This again?
Insurgents report a split with Al Qaeda in Iraq
BAGHDAD -- Insurgent leaders and Sunni Arab politicians say divisions between insurgent groups and Al Qaeda in Iraq have widened and have led to combat in some areas of the country, a schism that U.S. officials hope to exploit.
...U.S. Ambassador Zalmay Khalilzad, on his last day in Iraq, said Monday that American officials were actively pursuing negotiations with the Sunni factions in an effort to further isolate Al Qaeda.
"Iraqis are uniting against Al Qaeda," Khalilzad said. "Coalition commanders have been able to engage some insurgents to explore ways to collaborate in fighting the terrorists." ...
That's from today's L.A. Times. And I guess we're supposed to believe that we really, really have a chance for a breakthrough this time -- just as we were supposed to believe that when we read:
'Enemy on Enemy' Fire Signals Split Among Insurgents in Iraq (New York Times, June 22, 2005)

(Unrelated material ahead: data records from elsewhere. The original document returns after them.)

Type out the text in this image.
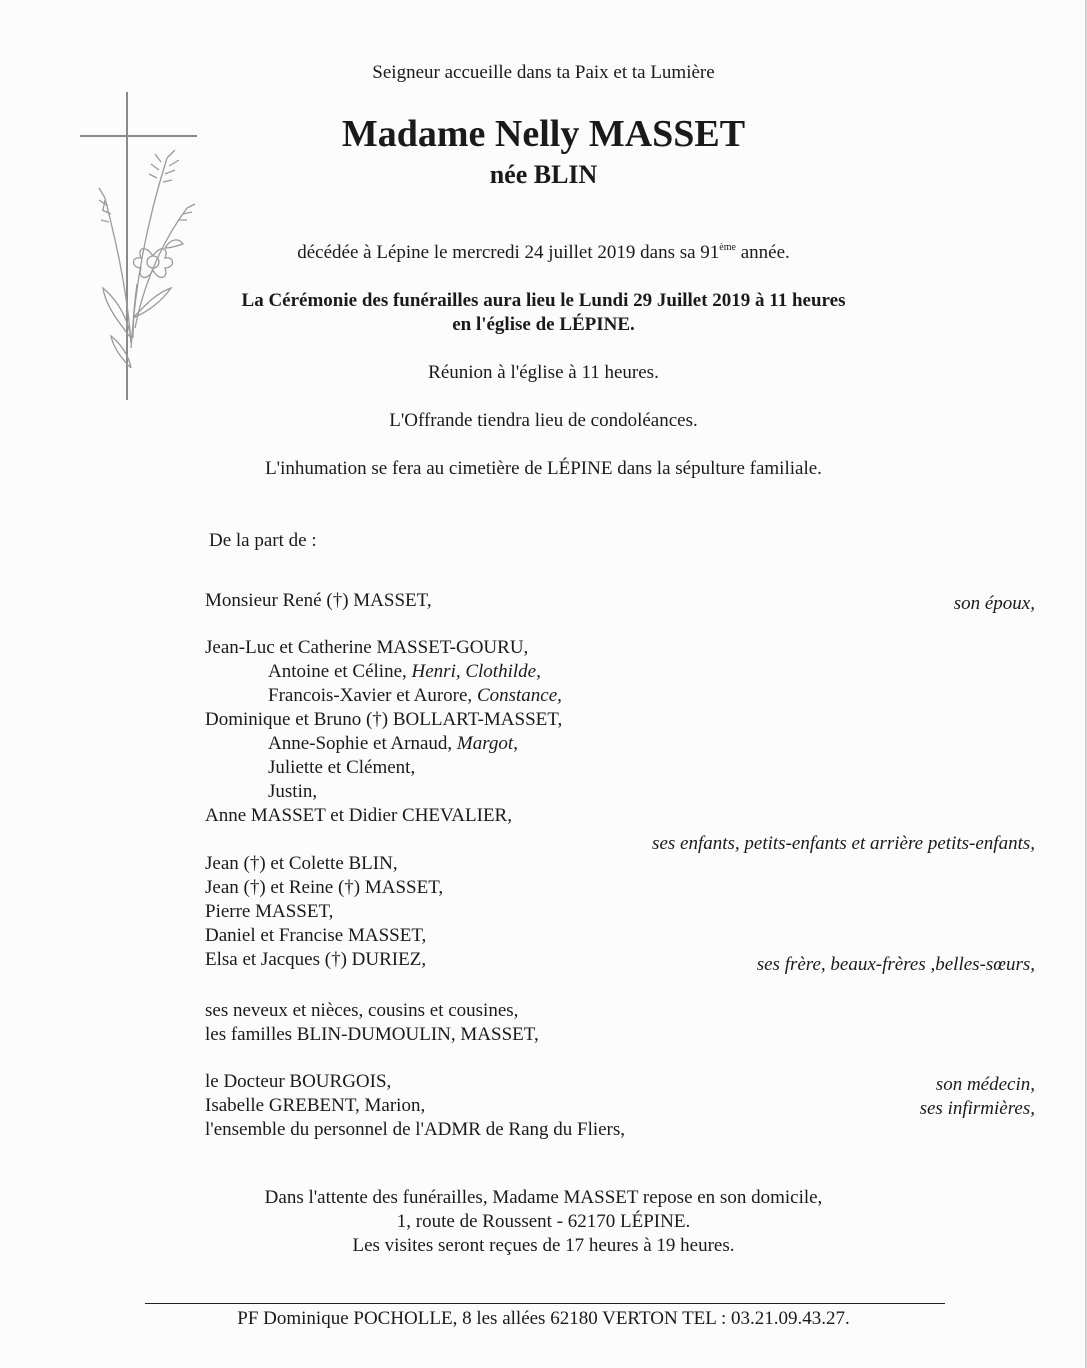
Seigneur accueille dans ta Paix et ta Lumière
Madame Nelly MASSET
née BLIN
décédée à Lépine le mercredi 24 juillet 2019 dans sa 91ème année.
La Cérémonie des funérailles aura lieu le Lundi 29 Juillet 2019 à 11 heures
en l'église de LÉPINE.
Réunion à l'église à 11 heures.
L'Offrande tiendra lieu de condoléances.
L'inhumation se fera au cimetière de LÉPINE dans la sépulture familiale.
De la part de :
Monsieur René (†) MASSET,	son époux,
Jean-Luc et Catherine MASSET-GOURU,
Antoine et Céline, Henri, Clothilde,
Francois-Xavier et Aurore, Constance,
Dominique et Bruno (†) BOLLART-MASSET,
Anne-Sophie et Arnaud, Margot,
Juliette et Clément,
Justin,
Anne MASSET et Didier CHEVALIER,
ses enfants, petits-enfants et arrière petits-enfants,
Jean (†) et Colette BLIN,
Jean (†) et Reine (†) MASSET,
Pierre MASSET,
Daniel et Francise MASSET,
Elsa et Jacques (†) DURIEZ,	ses frère, beaux-frères ,belles-sœurs,
ses neveux et nièces, cousins et cousines,
les familles BLIN-DUMOULIN, MASSET,
le Docteur BOURGOIS,	son médecin,
Isabelle GREBENT, Marion,	ses infirmières,
l'ensemble du personnel de l'ADMR de Rang du Fliers,
Dans l'attente des funérailles, Madame MASSET repose en son domicile,
1, route de Roussent - 62170 LÉPINE.
Les visites seront reçues de 17 heures à 19 heures.
PF Dominique POCHOLLE, 8 les allées 62180 VERTON TEL : 03.21.09.43.27.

Internal Violence Splits Iraqi Insurgents (NewsMax, November 12, 2005)
U.S. Trying to Widen Iraqi Rebel Split with Al Qaeda (New York Times, January 8, 2006)
Iraqi Sunni Leader Turns His Guns on Foreign Insurgents (Telegraph, April 16, 2006)
Time to Focus on Iraq Insurgency Split: Observer (Australian Broadcasting Corporation interview with Christopher Hitchens June 9, 2006)
Well, the L.A. Times says it's real this time, but here was Reuters a few days agos:
Most insurgent groups and their tribal supporters in Iraq's restive Anbar province have refused to join a U.S.-backed alliance to fight al Qaeda which is viewed as a ploy to weaken the rebels, a tribal leader said on Friday.
Sheikh Majeed al-Gaood, a leader of the powerful Dulaimi tribe, said the latest American strategy in Anbar, the deadliest part of Iraq for U.S. forces, was to sow divisions among rebels waging a four-year-old insurgency.
"By pitting groups fighting the occupation against each other they think they can finally control Anbar, but it is still in open revolt against the Americans and their agents. Its people know the occupation targets everyone," Gaood told Reuters after arriving from Ramadi, the capital of Anbar....
Gaood has ties with the former regime's army generals and officers who form the backbone of the Sunni insurgency. He denied any mainstream nationalist insurgent groups were in talks with the authorities to halt attacks....
Wake me when the exploitation of this real or alleged rift actually bears fruit.